Secondly, since running for office in Erie is probably a losing proposition for a while, it is important to reduce the sacrifice of time in running for office to a manageable amount.
When the party fails to recruit a full team to run for City Council, Republican voters in Erie should write in candidates during the primary. It takes 250 write-in votes to get a spot on the ballot, so, by doing a small amount of grass roots organizing, we could ensure a full slate of candidates.
The candidates who got in by write in would not have to gather petition signatures in February to get on the primary ballot in May, and then have a long campaign until November. They could know that they were running in May, spend the summer fund-raising and getting ready, and then campaign in a short burst from Labor Day to Election Day in November.
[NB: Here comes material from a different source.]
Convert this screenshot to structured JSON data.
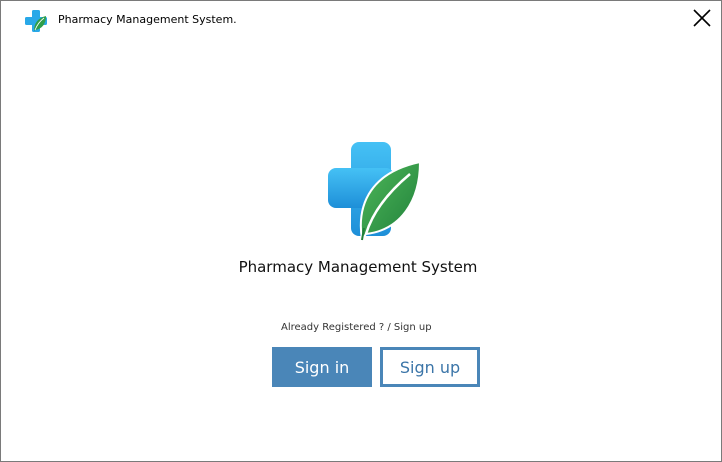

The time cost of running would be reduced, and the candidates would have more time to talk about ideas.
One other benefit would be the Republican party leaders would get a good kick in the pants. If Republican voters write in their favorite business or community leader, teacher, banker, pastor, auto mechanic, or blogger, we might get some interesting results. The party might have to deal with some unruly candidates who don’t play by the rules. They might decide that it would be better to work harder and do the recruiting themselves.